Article du nouvel obs
 
On va gagner malgré tout »
Sarkozy : Les angoisses du favori
Il était parti en fanfare. Il découvre une campagne molle qui ne ressemble pas à la grande bataille attendue. Sarko le combattant a laissé la place à Nicolas
le bien-pensant. Et voilà comment le doute s'est insinué jusqu'au coeur de la machine UMP
 
Nerveux, très nerveux, Nicolas Sarkozy ce jour-là. Invité de RTL le 21 février pour l'interview du matin, le candidat de l'UMP n'a pas du tout goûté la
dernière question «taquine» de Jean-Michel Aphatie, et il ne le lui envoie pas dire. Pourquoi, lui avait demandé le journaliste de RTL (inspiré par une
remarque ironique de François Hollande), alors que vous citez sans arrêt Jaurès et Blum dans vos discours, n'y a-t-il à Neuilly aucune avenue ou rue qui
porte leur nom ? Pris de court, Sarkozy bredouille une réponse incompréhensible, précise qu'il n'est pas né à Neuilly... Question «idiote», lâche-t-il,
furieux, après l'émission, accusant Aphatie de sympathie socialiste... En arrivant dans le studio, le ministre de l'Intérieur, «irrité et véhément», avait
déjà attaqué Aphatie sur sa «sensibilité de gauche» et les dirigeants de RTL sur la mise à l'écart d'Alain Duhamel.

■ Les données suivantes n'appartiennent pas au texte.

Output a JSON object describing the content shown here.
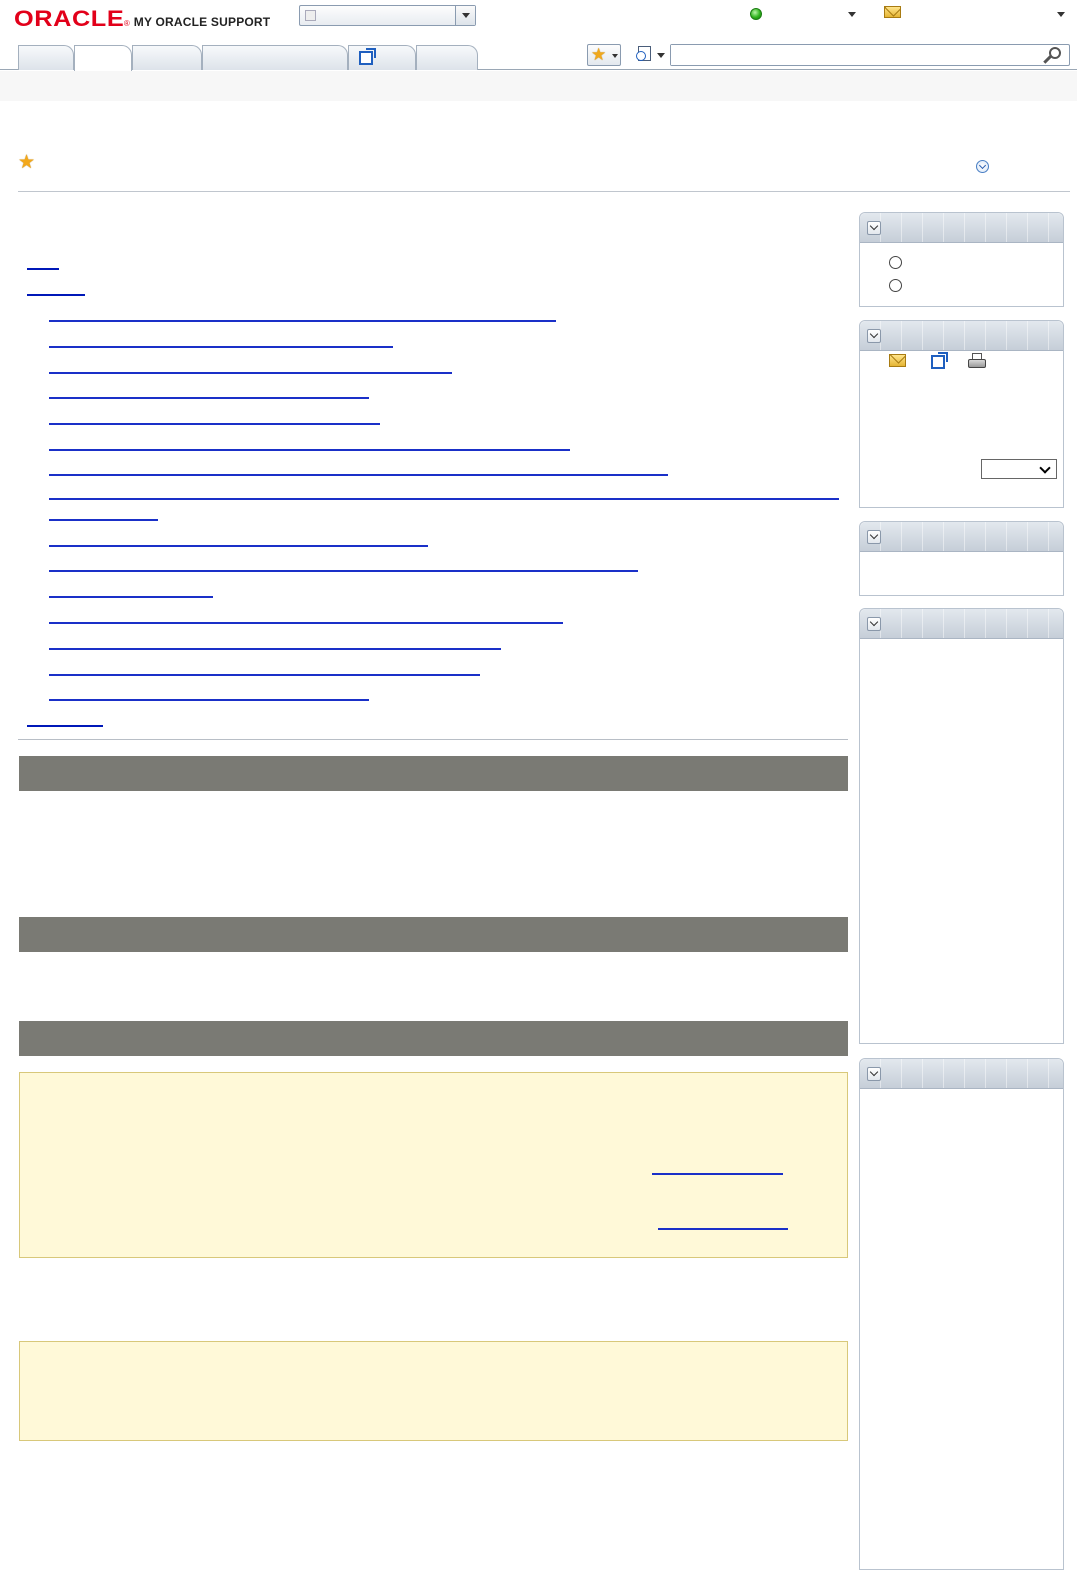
{
  "header": {
    "brand_word": "ORACLE",
    "brand_registered": "®",
    "brand_product": "MY ORACLE SUPPORT",
    "context_selector_value": "",
    "user_status_label": "",
    "messages_label": ""
  },
  "tabs": [
    {
      "label": "",
      "active": false
    },
    {
      "label": "",
      "active": true
    },
    {
      "label": "",
      "active": false
    },
    {
      "label": "",
      "active": false
    },
    {
      "label": "",
      "active": false,
      "external": true
    },
    {
      "label": "",
      "active": false
    }
  ],
  "search": {
    "value": "",
    "placeholder": "",
    "favorites_icon": "star-icon",
    "scope_icon": "recent-docs-icon",
    "go_icon": "magnifier-icon"
  },
  "document": {
    "title": "",
    "favorite_icon": "star-icon",
    "options_icon": "chevron-circle-icon"
  },
  "toc": {
    "link_color": "#1a30c8"
  },
  "sections": [
    {
      "heading": ""
    },
    {
      "heading": ""
    },
    {
      "heading": ""
    }
  ],
  "notes": {
    "background": "#fff9d8",
    "border": "#d8c87a"
  },
  "sidebar": {
    "panels": [
      {
        "title": "",
        "toggle_icon": "chevron-down-icon",
        "radio_options": [
          "",
          ""
        ]
      },
      {
        "title": "",
        "toggle_icon": "chevron-down-icon",
        "tools": [
          "mail-icon",
          "external-link-icon",
          "print-icon"
        ],
        "language_value": ""
      },
      {
        "title": "",
        "toggle_icon": "chevron-down-icon"
      },
      {
        "title": "",
        "toggle_icon": "chevron-down-icon"
      },
      {
        "title": "",
        "toggle_icon": "chevron-down-icon"
      }
    ]
  },
  "colors": {
    "brand_red": "#e2001a",
    "section_bar": "#7a7a74",
    "status_online": "#2fb31c",
    "panel_border": "#b9c3cf"
  }
}
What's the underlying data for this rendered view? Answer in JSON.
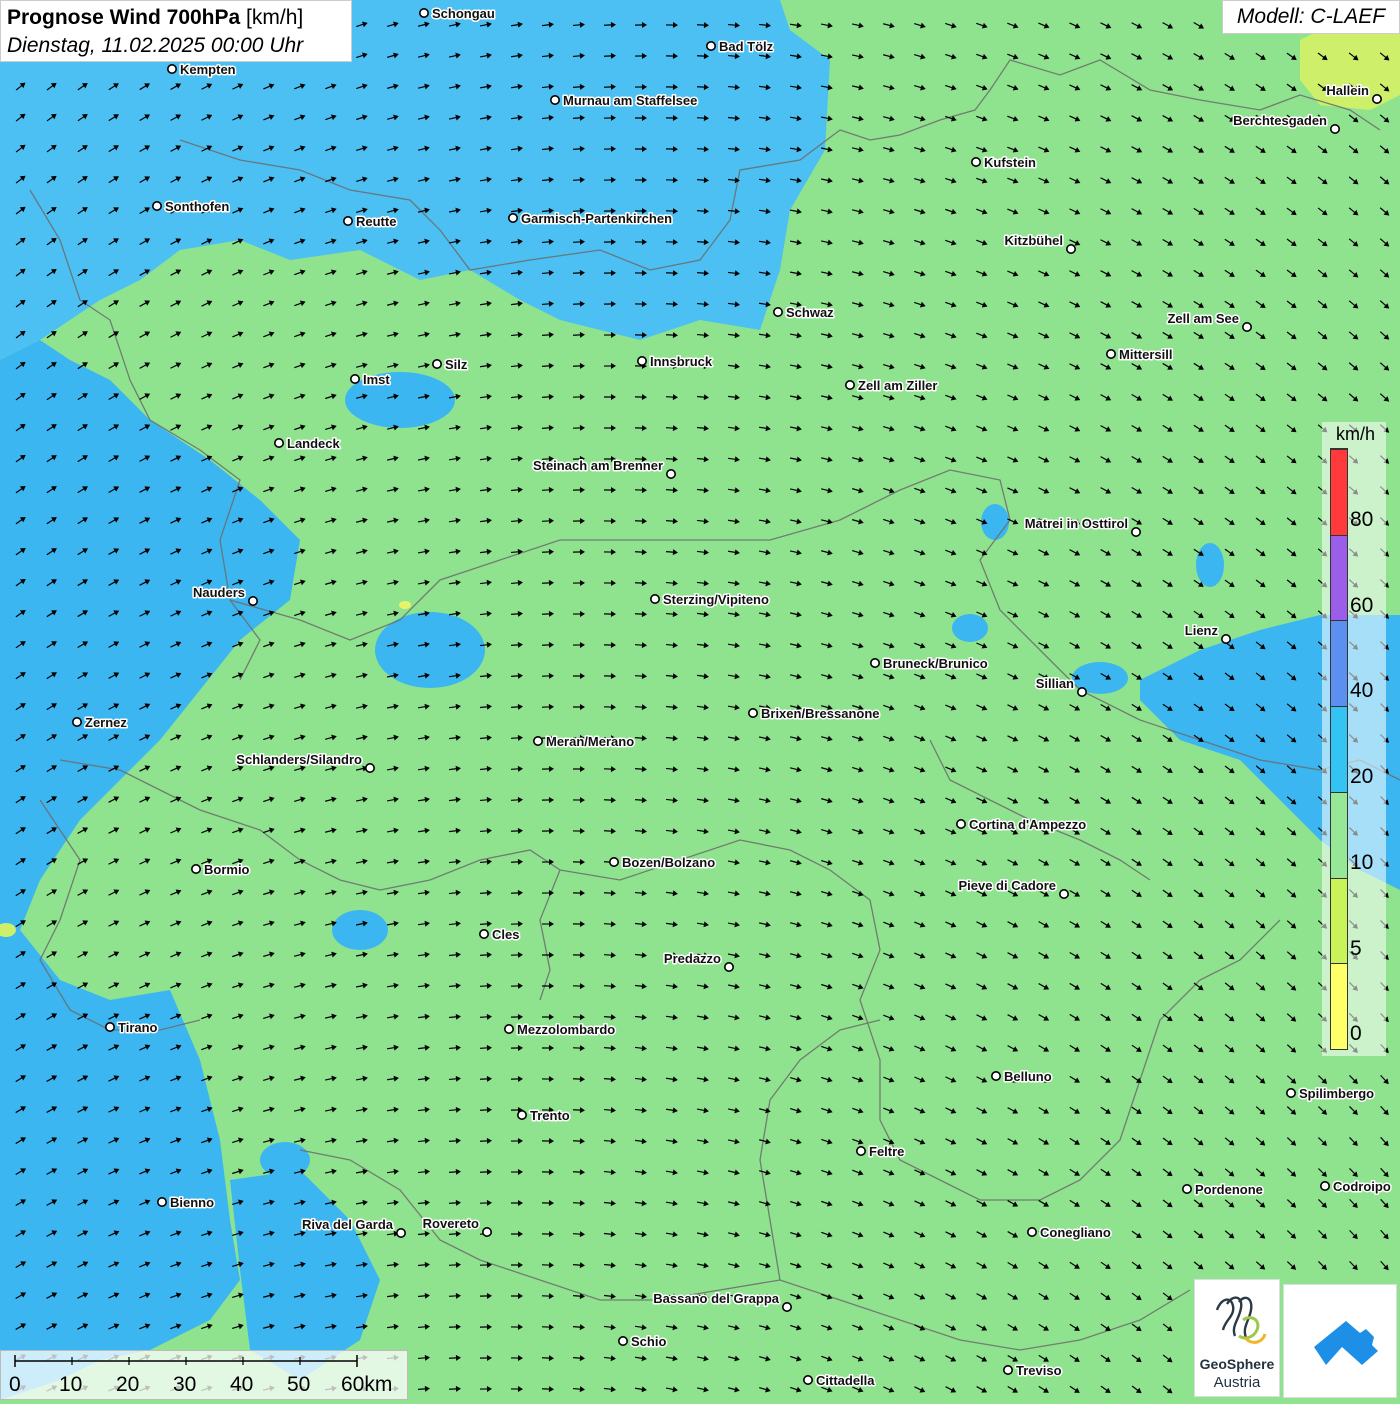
{
  "header": {
    "title_bold": "Prognose Wind 700hPa",
    "title_unit": " [km/h]",
    "date": "Dienstag, 11.02.2025 00:00 Uhr"
  },
  "model_label": "Modell: C-LAEF",
  "legend": {
    "unit": "km/h",
    "ticks": [
      "80",
      "60",
      "40",
      "20",
      "10",
      "5",
      "0"
    ],
    "colors": [
      "#ff3a3a",
      "#9a5ee8",
      "#5c8fef",
      "#33c4f4",
      "#96e896",
      "#c8f45a",
      "#ffff6a"
    ]
  },
  "scalebar": {
    "labels": [
      "0",
      "10",
      "20",
      "30",
      "40",
      "50",
      "60km"
    ]
  },
  "logos": {
    "geosphere_line1": "GeoSphere",
    "geosphere_line2": "Austria"
  },
  "map_colors": {
    "green": "#8fe38f",
    "blue": "#3cb6f0",
    "light_blue": "#4cc0f2",
    "yellow_green": "#cdef6a"
  },
  "cities": [
    {
      "name": "Schongau"
    },
    {
      "name": "Bad Tölz"
    },
    {
      "name": "Kempten"
    },
    {
      "name": "Murnau am Staffelsee"
    },
    {
      "name": "Hallein"
    },
    {
      "name": "Berchtesgaden"
    },
    {
      "name": "Kufstein"
    },
    {
      "name": "Sonthofen"
    },
    {
      "name": "Reutte"
    },
    {
      "name": "Garmisch-Partenkirchen"
    },
    {
      "name": "Kitzbühel"
    },
    {
      "name": "Schwaz"
    },
    {
      "name": "Zell am See"
    },
    {
      "name": "Innsbruck"
    },
    {
      "name": "Mittersill"
    },
    {
      "name": "Silz"
    },
    {
      "name": "Imst"
    },
    {
      "name": "Zell am Ziller"
    },
    {
      "name": "Landeck"
    },
    {
      "name": "Steinach am Brenner"
    },
    {
      "name": "Matrei in Osttirol"
    },
    {
      "name": "Nauders"
    },
    {
      "name": "Sterzing/Vipiteno"
    },
    {
      "name": "Lienz"
    },
    {
      "name": "Bruneck/Brunico"
    },
    {
      "name": "Sillian"
    },
    {
      "name": "Zernez"
    },
    {
      "name": "Brixen/Bressanone"
    },
    {
      "name": "Meran/Merano"
    },
    {
      "name": "Schlanders/Silandro"
    },
    {
      "name": "Cortina d'Ampezzo"
    },
    {
      "name": "Bozen/Bolzano"
    },
    {
      "name": "Bormio"
    },
    {
      "name": "Pieve di Cadore"
    },
    {
      "name": "Cles"
    },
    {
      "name": "Predazzo"
    },
    {
      "name": "Tirano"
    },
    {
      "name": "Mezzolombardo"
    },
    {
      "name": "Belluno"
    },
    {
      "name": "Spilimbergo"
    },
    {
      "name": "Trento"
    },
    {
      "name": "Feltre"
    },
    {
      "name": "Pordenone"
    },
    {
      "name": "Codroipo"
    },
    {
      "name": "Bienno"
    },
    {
      "name": "Riva del Garda"
    },
    {
      "name": "Rovereto"
    },
    {
      "name": "Conegliano"
    },
    {
      "name": "Bassano del Grappa"
    },
    {
      "name": "Schio"
    },
    {
      "name": "Treviso"
    },
    {
      "name": "Cittadella"
    }
  ]
}
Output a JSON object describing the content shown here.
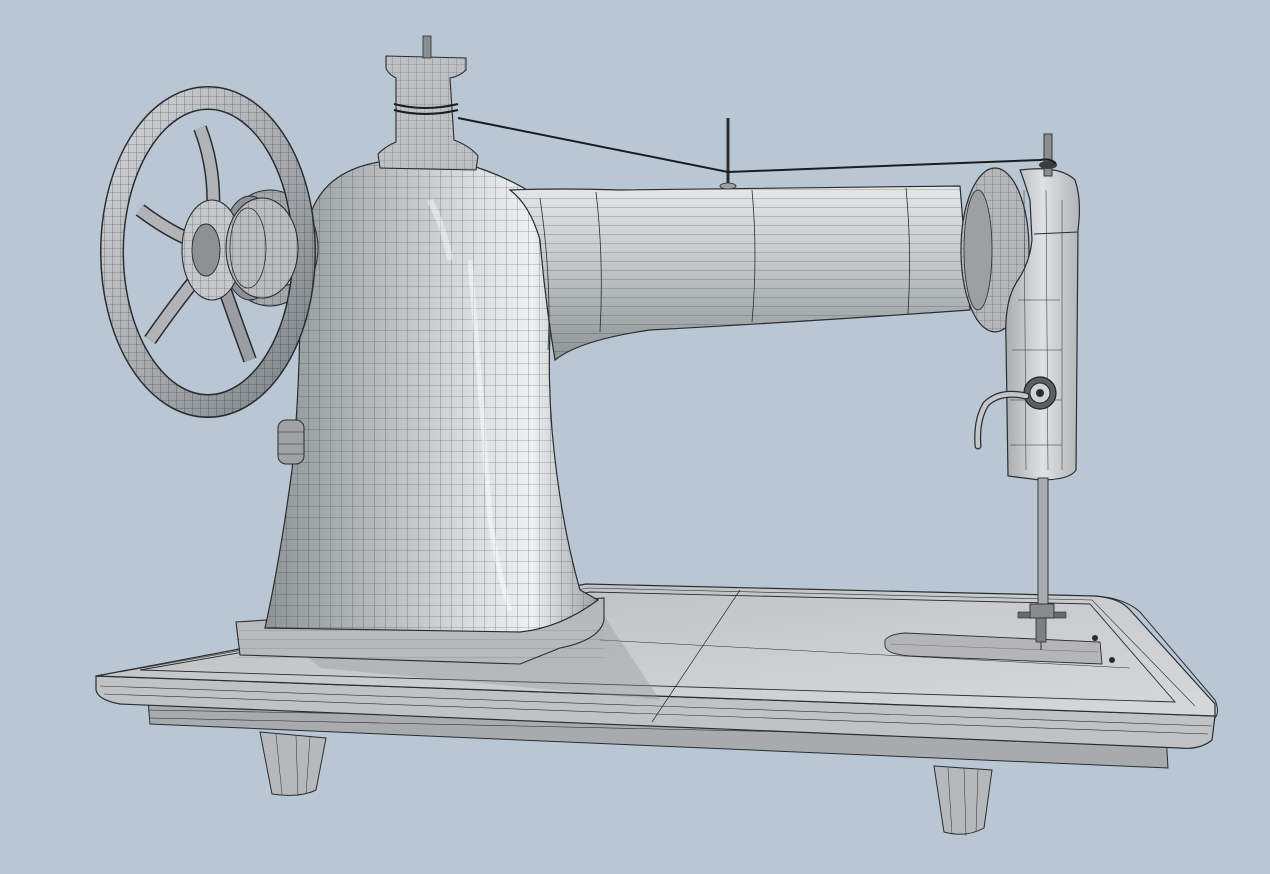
{
  "scene": {
    "subject": "sewing-machine-wireframe-render",
    "colors": {
      "background": "#b9c6d3",
      "surface": "#c9ccce",
      "surface_light": "#d9dbdc",
      "surface_dark": "#8f9497",
      "wire": "#2a2d30",
      "thread": "#1b1c1d"
    }
  }
}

Depuis quelques semaines, Sarkozy oscille, dit un de ses partisans, entre euphorie et agressivité, parfois tempérées d'humour, comme la semaine dernière
: devant la commission exécutive de l'UMP, le candidat a exhorté ses troupes à «être modestes et [à] garder la tête froide». «Je vous le demande d'autant
plus, sourit-il, que je ne suis pas toujours un modèle de ce point de vue...» Après un démarrage en fanfare le 14 janvier sur un discours remarqué devant
le congrès de l'UMP, il est aujourd'hui, lui aussi après Ségolène Royal, confronté à un « trou d'air ». Chacun son tour. Sondages en baisse, ratés dans
la campagne. Et ce Bayrou qui monte, qui monte... Qu'est-ce qui ne tourne pas rond ?
 
cadre sans nom 1
fin du cadre sans nom 1
Tout a commencé par un péché de présomption il y a trois semaines. En voyage à l'île de la Réunion le 16 février, Sarkozy lance, un brin euphorique : «Cette
élection, je commence à bien la sentir.» Ironie du sort, rien ne va plus depuis. C'est le début d'une mauvaise passe qui exacerbe les rivalités des équipes
de campagne du candidat. A peine Sarkozy a-t-il fini de délivrer ce message d'autosatisfaction que Pierre Méhaignerie, secrétaire général de l'UMP et président
de la commission des Finances de l'Assemblée nationale, lance un pavé dans la mare. «On peut espérer baisser d'un point d'ici à la fin de la législature»,
décrète-t-il à propos de la baisse de 4 points des prélèvements obligatoires annoncée par le candidat de l'UMP. Tout juste sortis d'une réunion d'ajustement
du programme économique présidée par François Fillon, Méhaignerie et deux autres élus « budgétaires » de l'équipe - Gilles Carrez et Alain Lambert - annoncent
dans la foulée une révision à la baisse de mesures comme l'allocation au premier enfant ou la diminution des droits de succession. Manière de signifier
que les propositions du candidat leur semblent irréalistes. Sarkozy a beau piquer une colère noire, le mal est fait.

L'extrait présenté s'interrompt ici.